Thinnest trace: 1 mil, Spacing b/w traces : 16 mil
V Shape 0.1mm 0.2mm
Can make small spacing between two traces (middle), however can not remove large amount of copper and create very thin traces.
Thinnest trace: 5 mil, Spacing b/w traces : 8 mil
V Shape 0.06mm 0.1mm
Can make finer spacing between two traces, however can not remove large amount of copper and create very thin traces.
Thinnest trace: 14 mil, Spacing b/w traces : 5 mil

Individual assignment

  • Make an in-circuit programmer by milling the PCB
  • Program the PCB

PCB Fabrication

I used Brian’s version for the design.Below are the pictures for creating the rml files for creating the traces and outline. I used 0.4mm flat bit for milling and 1mm bit for cutting the pcb. These are the rml files for milling traces and cutting the outline. The finished pcb is shown below.

Creating tool path for the traces.
Creating tool path for the outline.
Finished PCB.

Assembling the PCB

Below are the schematic, PCB layout and component list, as taken directly from Brian’s page.


Schematic.
Layout.
  • 1x ATtiny45 or ATtiny85
  • 2x 1k resistors
  • 2x 499 resistors
  • 2x 49 resistors
  • 2x 3.3v zener diodes
  • 1x red LED
  • 1x green LED
  • 1x 100nF capacitor
  • 1x 2x3 pin header
I used the soldering iron in my lab instead of Fablab as it is easily accessible to me after work hours and it is of much better quality. Unfortunately as I don’t have more than two hands, I didn’t take any photographs of myself while soldering the board. I started the assembly by first putting all the components on a paper. I cleaned the milled PCB with alcohol. Then I secured the PCB on a chuck and made sure that the fume extractor is pointed to it. The soldering iron was set to 380 C. I used solder paste and copious amount of liquid flux while soldering. Given the small pad size, I used a small toothpick to put a very little amount of the solder paste on the pads.
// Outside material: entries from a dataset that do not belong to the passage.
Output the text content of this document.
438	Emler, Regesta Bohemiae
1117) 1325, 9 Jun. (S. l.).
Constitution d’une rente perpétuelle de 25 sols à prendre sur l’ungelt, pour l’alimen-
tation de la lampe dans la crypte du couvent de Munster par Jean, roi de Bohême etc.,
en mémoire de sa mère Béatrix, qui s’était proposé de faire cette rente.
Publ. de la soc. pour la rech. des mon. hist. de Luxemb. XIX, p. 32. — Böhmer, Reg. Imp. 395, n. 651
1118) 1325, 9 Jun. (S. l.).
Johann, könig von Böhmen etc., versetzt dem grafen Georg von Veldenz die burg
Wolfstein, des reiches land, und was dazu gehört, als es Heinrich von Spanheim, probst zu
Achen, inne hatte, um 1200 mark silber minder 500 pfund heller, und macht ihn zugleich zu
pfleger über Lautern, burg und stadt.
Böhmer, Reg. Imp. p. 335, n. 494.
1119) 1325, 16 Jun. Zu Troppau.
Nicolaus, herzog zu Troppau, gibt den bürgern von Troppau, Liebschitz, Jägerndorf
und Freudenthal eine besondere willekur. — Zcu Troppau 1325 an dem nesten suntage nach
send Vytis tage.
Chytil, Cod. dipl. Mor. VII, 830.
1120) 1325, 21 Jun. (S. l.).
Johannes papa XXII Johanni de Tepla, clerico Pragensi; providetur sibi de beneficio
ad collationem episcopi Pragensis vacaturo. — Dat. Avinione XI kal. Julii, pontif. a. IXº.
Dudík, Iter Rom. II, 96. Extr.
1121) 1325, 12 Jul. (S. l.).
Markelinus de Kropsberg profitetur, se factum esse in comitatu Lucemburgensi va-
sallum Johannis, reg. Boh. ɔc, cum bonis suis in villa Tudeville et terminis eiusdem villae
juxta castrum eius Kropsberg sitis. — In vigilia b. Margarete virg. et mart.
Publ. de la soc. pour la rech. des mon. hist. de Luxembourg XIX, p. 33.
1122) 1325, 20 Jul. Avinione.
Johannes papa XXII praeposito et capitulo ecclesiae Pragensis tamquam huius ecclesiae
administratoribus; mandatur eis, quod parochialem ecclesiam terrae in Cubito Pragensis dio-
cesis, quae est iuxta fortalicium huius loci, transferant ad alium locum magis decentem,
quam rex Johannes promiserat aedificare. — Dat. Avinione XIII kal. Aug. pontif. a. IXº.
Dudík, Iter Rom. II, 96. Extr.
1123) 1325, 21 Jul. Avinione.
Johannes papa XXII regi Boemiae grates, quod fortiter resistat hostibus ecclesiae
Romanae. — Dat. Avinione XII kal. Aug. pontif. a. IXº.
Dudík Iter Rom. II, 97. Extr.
Given its viscosity, it helps in keeping the components stable before soldering. After soldering all the components, I used a flux cleaner to clear up all the residual flux.
Starting the assembly.
Cleaning the PCB with alcohol before soldering.
Always make sure that fume extractor is working and placed nearby.
Microcontroller in all its glory.
Cleaning the residual flux.
Finished assembly. Also in the picture state of the art, solder paste applicator 5000.
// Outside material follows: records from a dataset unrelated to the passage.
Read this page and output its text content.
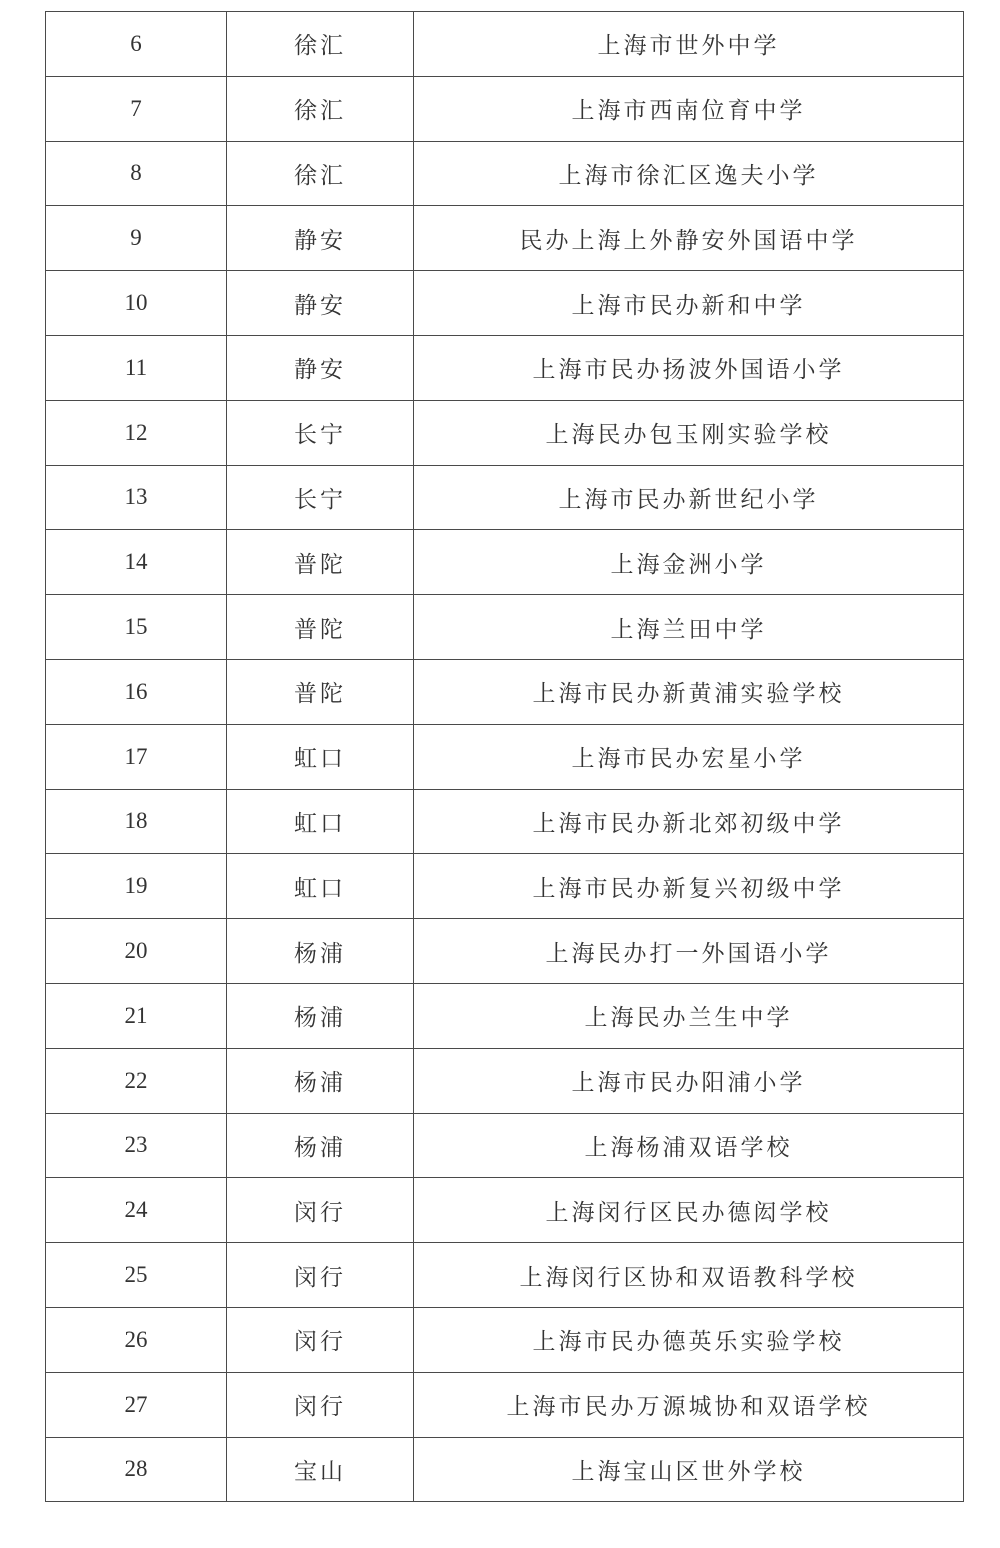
6	徐汇	上海市世外中学
7	徐汇	上海市西南位育中学
8	徐汇	上海市徐汇区逸夫小学
9	静安	民办上海上外静安外国语中学
10	静安	上海市民办新和中学
11	静安	上海市民办扬波外国语小学
12	长宁	上海民办包玉刚实验学校
13	长宁	上海市民办新世纪小学
14	普陀	上海金洲小学
15	普陀	上海兰田中学
16	普陀	上海市民办新黄浦实验学校
17	虹口	上海市民办宏星小学
18	虹口	上海市民办新北郊初级中学
19	虹口	上海市民办新复兴初级中学
20	杨浦	上海民办打一外国语小学
21	杨浦	上海民办兰生中学
22	杨浦	上海市民办阳浦小学
23	杨浦	上海杨浦双语学校
24	闵行	上海闵行区民办德闳学校
25	闵行	上海闵行区协和双语教科学校
26	闵行	上海市民办德英乐实验学校
27	闵行	上海市民办万源城协和双语学校
28	宝山	上海宝山区世外学校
After soldering every component, I made sure that there was no short between the power pins and the relevant signal pins.

Programming the ATtiny45

Again, I took the source code from Brian’s page. Since I am using windows linux subsystem, I used the apt to download the required tools.

sudo apt install avrdude gcc-avr avr-libc make

I compiled the code but soon found out that WSL does not support USB sub system, which meant I could not use WSL for programming the board. So, I got the windows binary of the avrdude and used that for programming. Furthermore, I was using usbasp programmer, so I had to change the commands for flashing the microcontroller. zadig was used to provide a generic signed driver for the windows. After successfully programming the microcontroller and verifying that it appears as a USB device, the reset fuse was blown. After that VCC was disconnected from the VPROG pin on the ISP header by removing the bridge on the solder jumper.
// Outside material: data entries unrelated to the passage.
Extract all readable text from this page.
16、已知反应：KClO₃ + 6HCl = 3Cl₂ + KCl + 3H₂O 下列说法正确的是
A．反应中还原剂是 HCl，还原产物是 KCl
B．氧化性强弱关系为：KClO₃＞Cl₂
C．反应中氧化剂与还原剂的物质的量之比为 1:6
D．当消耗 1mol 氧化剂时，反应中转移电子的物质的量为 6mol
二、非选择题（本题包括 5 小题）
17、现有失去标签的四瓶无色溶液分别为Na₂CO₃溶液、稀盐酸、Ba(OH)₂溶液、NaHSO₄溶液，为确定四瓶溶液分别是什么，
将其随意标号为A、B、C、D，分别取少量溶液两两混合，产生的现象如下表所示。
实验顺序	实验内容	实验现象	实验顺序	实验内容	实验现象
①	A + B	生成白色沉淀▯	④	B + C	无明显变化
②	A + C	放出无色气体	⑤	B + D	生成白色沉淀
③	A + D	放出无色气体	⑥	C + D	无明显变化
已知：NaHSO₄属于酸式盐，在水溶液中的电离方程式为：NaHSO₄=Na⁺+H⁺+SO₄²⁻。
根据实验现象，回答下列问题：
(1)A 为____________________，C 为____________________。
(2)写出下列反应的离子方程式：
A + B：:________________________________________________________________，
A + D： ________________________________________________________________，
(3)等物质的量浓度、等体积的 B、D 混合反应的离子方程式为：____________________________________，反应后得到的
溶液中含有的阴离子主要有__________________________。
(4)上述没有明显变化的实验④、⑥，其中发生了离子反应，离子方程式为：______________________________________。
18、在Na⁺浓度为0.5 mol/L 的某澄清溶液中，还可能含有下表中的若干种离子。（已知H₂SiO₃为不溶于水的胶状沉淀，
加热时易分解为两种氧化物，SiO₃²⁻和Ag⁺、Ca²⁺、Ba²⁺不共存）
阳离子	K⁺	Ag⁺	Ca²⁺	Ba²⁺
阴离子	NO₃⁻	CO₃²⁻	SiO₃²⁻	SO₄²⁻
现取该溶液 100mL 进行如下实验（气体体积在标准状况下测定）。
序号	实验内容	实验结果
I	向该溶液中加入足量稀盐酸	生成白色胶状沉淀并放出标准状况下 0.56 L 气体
Programming the board using avrdude and USBasp programmer.
Programming all the fuses except the reset one.
Adding the drivers using zadig.
Newly made programmer being recognized as a USB device by the PC.
Blowing the reset fuse, now this programmer cannot be reprogrammed using the normal low voltage programmers.
Finished programmer with the solder jumper removed.

Files

Problems

  • Emergency stop by the Roland mill. While going through the third pass of making the outline, I got the following message on the PC and it didn’t go away till I pressed the power button. I was worried that I would lose the origin but after turning the machine on again, the software was fine and it did remember the origin. What actually caused the problem, that I don’t know.

    Emergency stop by the Roland mill.

  • Windows linux subsystem does not handle the USB sub system, so could not use avrdude in WLS to program the microcontroller.